Berlin. Thomas Gottschalk hat für den Wahlkampf des US-Präsidenten Barack Obama 100 Dollar gespendet, und er stöhnt über die Krimiflut im Fernsehen: "Halb Deutschland muss ja schon ermordet worden sein.“ Seine Zuhörer in der Mensa der Berliner Humboldt-Universität erfuhren am Mittwoch beim "Zeit Campus Talk" einiges, was sie von dem Fernsehstar noch nicht gewusst hatten. Das Studentenwerk Berlin hatte ihnen "ein bisschen Unterhaltung" versprochen – Gottschalk brachte sie immer wieder zum Lachen.

Mit leiser Ironie forderte "Zeit“-Chefredakteur Giovanni di Lorenzo ihn heraus. Er begann damit, dass es die dritte Veranstaltung dieser Art sei nach Harald Schmidt in Hamburg und Günther Jauch in Frankfurt am Main. Gottschalk bemerkte: "Das hat sich noch gesteigert.“ Di Lorenzo setzte eine Pointe drauf: Zu Schmidt seien 2.000 und zu Jauch 3.000 gekommen. Vor Gottschalk saßen geschätzt 200.

Der Chefredakteur wunderte sich über die vorab eingereichten Fragen: "Das Publikum geht mit dir viel höflicher um als mit Harald Schmidt. Die fragen dich nicht 'Was machst Du mit dem vielen Geld?'“ Gottschalk antwortete trotzdem: "Das geht in die Klamotten." Darauf kam er später noch einmal zurück. "Ich habe nie in meinem Leben eine Klamotte geschenkt bekommen." Aber oft hätten Designer ihm Outfits offeriert. Gottschalk äffte sie naserümpfend nach: "Das passt zu Ihnen, das ist verrückt."

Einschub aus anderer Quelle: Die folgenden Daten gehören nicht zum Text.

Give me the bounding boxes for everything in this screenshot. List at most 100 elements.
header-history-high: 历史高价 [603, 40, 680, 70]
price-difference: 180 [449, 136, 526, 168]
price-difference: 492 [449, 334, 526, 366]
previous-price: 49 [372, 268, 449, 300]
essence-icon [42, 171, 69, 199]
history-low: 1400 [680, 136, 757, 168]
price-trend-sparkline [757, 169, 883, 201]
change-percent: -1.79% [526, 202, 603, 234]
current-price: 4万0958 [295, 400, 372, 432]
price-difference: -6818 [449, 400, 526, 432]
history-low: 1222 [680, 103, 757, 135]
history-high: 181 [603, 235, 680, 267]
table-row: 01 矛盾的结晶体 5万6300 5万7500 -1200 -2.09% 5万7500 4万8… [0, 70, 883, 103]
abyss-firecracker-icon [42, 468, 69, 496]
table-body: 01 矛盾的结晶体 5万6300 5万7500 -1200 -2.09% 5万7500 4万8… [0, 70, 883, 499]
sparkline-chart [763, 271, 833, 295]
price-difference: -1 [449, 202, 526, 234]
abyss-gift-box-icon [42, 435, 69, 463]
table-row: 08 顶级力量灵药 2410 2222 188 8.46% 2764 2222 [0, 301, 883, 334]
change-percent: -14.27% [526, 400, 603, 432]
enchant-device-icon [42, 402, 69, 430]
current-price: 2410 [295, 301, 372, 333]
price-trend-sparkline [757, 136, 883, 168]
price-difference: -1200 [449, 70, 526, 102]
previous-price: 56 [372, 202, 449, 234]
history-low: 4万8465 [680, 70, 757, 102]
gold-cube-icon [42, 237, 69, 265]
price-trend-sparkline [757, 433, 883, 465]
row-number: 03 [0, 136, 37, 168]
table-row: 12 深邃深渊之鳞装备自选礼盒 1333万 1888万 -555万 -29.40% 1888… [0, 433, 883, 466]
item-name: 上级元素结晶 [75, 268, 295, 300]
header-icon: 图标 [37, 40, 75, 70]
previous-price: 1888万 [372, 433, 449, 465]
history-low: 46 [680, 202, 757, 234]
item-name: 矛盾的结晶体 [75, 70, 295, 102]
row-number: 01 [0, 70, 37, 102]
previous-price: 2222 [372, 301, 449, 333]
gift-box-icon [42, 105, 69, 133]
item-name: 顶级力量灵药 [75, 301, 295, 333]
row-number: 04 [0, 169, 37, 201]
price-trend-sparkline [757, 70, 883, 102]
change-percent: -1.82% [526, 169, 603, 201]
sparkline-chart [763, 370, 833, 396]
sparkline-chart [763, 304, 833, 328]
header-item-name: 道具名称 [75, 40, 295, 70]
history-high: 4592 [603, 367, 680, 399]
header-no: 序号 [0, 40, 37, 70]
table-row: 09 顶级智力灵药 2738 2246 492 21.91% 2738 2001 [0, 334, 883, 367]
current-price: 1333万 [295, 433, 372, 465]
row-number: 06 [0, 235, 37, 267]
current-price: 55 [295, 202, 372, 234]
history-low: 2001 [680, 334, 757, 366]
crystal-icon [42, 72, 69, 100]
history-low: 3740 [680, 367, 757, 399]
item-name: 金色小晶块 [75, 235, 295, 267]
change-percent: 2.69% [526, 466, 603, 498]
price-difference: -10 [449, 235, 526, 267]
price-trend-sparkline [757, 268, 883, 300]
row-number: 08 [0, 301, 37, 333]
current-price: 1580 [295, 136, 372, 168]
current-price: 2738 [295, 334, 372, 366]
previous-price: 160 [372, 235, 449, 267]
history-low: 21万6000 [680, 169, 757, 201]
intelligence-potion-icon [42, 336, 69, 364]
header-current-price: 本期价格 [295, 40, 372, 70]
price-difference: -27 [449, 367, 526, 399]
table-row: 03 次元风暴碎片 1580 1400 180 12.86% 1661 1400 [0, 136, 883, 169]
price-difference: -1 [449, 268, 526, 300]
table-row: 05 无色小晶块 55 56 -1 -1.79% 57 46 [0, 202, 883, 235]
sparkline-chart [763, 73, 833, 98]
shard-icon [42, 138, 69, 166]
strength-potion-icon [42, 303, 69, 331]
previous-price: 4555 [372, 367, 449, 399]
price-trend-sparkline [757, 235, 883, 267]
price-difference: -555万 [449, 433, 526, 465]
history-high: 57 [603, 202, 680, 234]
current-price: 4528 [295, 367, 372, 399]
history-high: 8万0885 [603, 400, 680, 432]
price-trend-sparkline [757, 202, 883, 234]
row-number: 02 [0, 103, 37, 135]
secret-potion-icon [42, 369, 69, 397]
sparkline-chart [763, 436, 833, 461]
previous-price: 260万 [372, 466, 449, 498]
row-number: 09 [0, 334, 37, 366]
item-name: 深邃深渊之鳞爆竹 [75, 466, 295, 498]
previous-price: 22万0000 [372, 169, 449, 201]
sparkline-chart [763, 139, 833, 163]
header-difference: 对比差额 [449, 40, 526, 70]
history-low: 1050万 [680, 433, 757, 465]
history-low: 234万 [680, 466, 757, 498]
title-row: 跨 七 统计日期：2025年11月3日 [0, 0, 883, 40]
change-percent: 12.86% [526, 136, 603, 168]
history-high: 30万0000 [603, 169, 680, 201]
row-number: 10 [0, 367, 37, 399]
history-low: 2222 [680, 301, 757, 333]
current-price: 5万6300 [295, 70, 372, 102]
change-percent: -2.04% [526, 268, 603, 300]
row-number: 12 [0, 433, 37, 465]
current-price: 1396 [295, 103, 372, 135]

Ob er ein politischer Mensch sei? "Eigentlich weniger“, lautete die Antwort. "Ich habe eine fast krankhafte Lust, mich mit Menschen auseinanderzusetzen." Als Berufswunsch habe er beim Abitur England-Korrespondent der "Süddeutschen Zeitung" angegeben. Das Lehramtsstudium habe er nur für seine Mutter gemacht, bekannte Gottschalk.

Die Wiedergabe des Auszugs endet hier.